Trained as a ninjalike warrior after her mother’s murder (recounted in a series of flashbacks), Elektra is introduced in a smooth sequence showcasing precisely how dangerous she can be, as she overcomes multiple guards en route to her quarry. Lightning quick, she wields a pair of three-pronged knives called sais, perfect for as much shish-kebabbing as a PG-13 rating will allow. (The bad guys conveniently disappear in puffs of smoke once eliminated, reducing the post-fight mess.)
Soon, though, she is hired to kill 13-year-old Abby (Kirsten Prout) and her father (Goran Visnjic), targets of the Hand, a shadowy organization opposed by Elektra’s former mentor, Stick (Terence Stamp) and his equally chopsocky cohort.
Determined to save the girl, Elektra faces a formidable team of adversaries under the stewardship of Kirigi (Will Yun Lee), whose now-you-seen-him, now-you-don’t antics parallel her own.
Director Rob Bowman cut his teeth on “The X-Files,” but the moody atmosphere (aided immeasurably by Christophe Beck’s percussive score) can’t mask the film’s shortcomings in the later reels. Once the action finally kicks in, too much of it lacks the requisite excitement and, frankly, the most intriguing villains get dispatched too easily.

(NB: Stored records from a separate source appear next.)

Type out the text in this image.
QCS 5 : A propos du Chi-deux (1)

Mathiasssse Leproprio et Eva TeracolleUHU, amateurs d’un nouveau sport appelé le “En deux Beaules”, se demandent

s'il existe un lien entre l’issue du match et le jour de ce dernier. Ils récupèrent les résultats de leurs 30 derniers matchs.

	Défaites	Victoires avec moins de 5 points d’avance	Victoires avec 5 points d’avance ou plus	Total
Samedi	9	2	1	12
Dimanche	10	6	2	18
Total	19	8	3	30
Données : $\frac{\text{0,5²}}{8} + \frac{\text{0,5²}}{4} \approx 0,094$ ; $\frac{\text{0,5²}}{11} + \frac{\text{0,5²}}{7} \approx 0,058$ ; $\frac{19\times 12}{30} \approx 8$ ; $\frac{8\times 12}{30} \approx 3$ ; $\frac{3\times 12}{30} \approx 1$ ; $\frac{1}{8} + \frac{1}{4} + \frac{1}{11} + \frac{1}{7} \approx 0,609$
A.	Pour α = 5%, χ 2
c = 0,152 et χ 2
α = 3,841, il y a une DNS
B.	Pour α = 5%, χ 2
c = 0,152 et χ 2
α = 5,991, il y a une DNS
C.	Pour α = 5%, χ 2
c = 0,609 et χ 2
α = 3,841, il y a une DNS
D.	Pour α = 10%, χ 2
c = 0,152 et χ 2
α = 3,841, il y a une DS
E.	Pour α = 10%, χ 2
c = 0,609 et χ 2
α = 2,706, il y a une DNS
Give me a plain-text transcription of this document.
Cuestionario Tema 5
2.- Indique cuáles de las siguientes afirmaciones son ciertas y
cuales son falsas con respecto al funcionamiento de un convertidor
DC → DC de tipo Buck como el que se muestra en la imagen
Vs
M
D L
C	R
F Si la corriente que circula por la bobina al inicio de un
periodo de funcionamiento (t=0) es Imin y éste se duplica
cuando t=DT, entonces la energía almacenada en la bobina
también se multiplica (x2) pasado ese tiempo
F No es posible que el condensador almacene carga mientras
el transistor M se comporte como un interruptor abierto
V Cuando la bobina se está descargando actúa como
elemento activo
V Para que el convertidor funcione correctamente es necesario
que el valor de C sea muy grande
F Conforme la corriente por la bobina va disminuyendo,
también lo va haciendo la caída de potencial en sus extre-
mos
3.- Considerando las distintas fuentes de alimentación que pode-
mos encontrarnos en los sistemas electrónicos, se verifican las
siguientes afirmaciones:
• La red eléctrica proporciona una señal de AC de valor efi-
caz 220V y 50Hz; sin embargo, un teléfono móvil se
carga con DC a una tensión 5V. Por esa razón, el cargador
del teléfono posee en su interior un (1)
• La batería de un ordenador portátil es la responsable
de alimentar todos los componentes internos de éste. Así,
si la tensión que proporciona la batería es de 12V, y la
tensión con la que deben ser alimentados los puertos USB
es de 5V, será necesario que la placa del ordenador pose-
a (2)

Established as an action heroine in her TV series “Alias,” Garner could be that rarest of female stars — comfortably flitting from a charming turn in the romantic comedy “13 Going on 30” to bad-ass action roles where she can put those enviably sculpted abs to use. But “Elektra” affords her only limited opportunities to flex much more than her pouting muscles, combined with an inordinately purposeful strut.
Glimpses of wit do emerge from the trio of credited writers, such as Elektra’s deadpan explanation that her work involves “payroll deductions.” Who knew, moreover, that assassins employ agents who settle for 10% of the gross?
Still, the film can’t sustain any sense of rhythm in the way, say, that the “X-Men” films managed to do. That’s despite first-rate physical trappings, from the lush forest scenery (shot in Vancouver) to Garner’s form-flattering costumes.
Bringing comicbooks to life always represents a particular challenge, with words and images that don’t quite survive the leap from page to screen. “Elektra” earnestly tries to complete that jump but, once the fighting’s over, can’t quite stick the landing.